ByLock kullanıcılarının tespitleri açısından operatörler tarafından tutulan CGNAT (HİS) kayıtları bir çeşit üst veridir. CGNAT kayıtları özet veri olması nedeniyle bir iz ve emare niteliğinde olduğundan tek başına kişinin gerçek ByLock kullanıcısı olduğunu göstermez. Kişiler iradeleri dışında ByLock sunucularına yönlendirilmiş olabilirler. Nitekim, Ankara Cumhuriyet Başsavcılığı nezdinde yürütülen ve BTK tarafından yapılan teknik çalışmalar sonucunda iradeleri dışında ByLock sunucularına yönlendirildikleri saptanan 11.480 kişinin tamamının CGNAT kayıtlarının olduğu ve tespit edilen CGNAT kayıtlarına göre ByLock uygulamasının IP’lerine bağlantıya yönlendirildikleri belirtilmektedir. (Buradaki “nitekim” kelimesinden sonraki Yargıtay değerlendirmesi bu kapsamda olabilecek yanlış tespitlere ilişkin somut ve yakın zamanda ortaya çıkmış bir olayı örneklemesi olarak değerlendirilmelidir. Yani 11.480 kişilik Morbeyin yazılım tuzağı olabilecek örneklerden sadece birisidir, tamamı değildir) (parantez içi kısım şahsi değerlendirmemdir)

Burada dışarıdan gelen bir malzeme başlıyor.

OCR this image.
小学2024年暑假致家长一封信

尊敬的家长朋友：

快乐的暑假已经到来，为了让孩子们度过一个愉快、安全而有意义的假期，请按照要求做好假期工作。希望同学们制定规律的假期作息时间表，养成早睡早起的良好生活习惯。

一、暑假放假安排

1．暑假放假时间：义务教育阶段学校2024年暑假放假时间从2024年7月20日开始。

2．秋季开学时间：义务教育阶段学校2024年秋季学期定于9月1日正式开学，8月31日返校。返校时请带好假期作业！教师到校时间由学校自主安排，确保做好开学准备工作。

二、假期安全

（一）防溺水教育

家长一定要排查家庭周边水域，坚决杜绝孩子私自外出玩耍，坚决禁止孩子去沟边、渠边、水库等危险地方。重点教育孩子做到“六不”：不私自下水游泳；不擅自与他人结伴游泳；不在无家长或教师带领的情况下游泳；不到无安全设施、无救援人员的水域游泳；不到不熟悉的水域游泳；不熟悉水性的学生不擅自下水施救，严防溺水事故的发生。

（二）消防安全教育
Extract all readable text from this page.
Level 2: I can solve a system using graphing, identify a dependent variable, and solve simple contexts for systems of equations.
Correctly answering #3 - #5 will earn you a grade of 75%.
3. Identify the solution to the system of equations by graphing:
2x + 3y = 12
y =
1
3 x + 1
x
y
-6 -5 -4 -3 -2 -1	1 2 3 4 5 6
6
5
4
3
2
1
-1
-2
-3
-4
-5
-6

Kişinin User-ID ve şifrelerinin belirlenmemesi ve fakat CGNAT kayıtlarıyla ByLock sunucusuna bağlantı yaptığının tespit edilmesi halinde, kişinin gerçek ByLock kullanıcısı olduğu ancak henüz User-ID ve şifresinin tespit edilemediği anlaşılabileceği gibi; ByLock sunucularına tuzak yöntemlerle (Morbeyin vb.) yönlendirilmiş olabileceği sonucuna da ulaşılabilir. (Burada da örnekleyici bir anlatım olduğu, başka tuzak yöntemler ve tespit hataları olabileceğine dair Yargıtay değerlendirmesi ve kabulü olduğu gayet net görülmektedir)
Bu nedenle ancak operatör kayıtları ve User-ID eşleştirmesi doğru yapılabilen kişilerin gerçek ByLock kullanıcısı olduklarının kabulü gerekeceğinden, kişinin örgütsel gizliliği sağlamak ve haberleşmek amacıyla ByLock sistemine girdiğinin ve bu sistemi kullandığının, User-ID, şifre ve grup elemanlarını içerir ByLock tespit değerlendirme tutanağı ve CGNAT kayıtlarını içeren belgeler ile kesin olarak kanıtlanması zorunludur."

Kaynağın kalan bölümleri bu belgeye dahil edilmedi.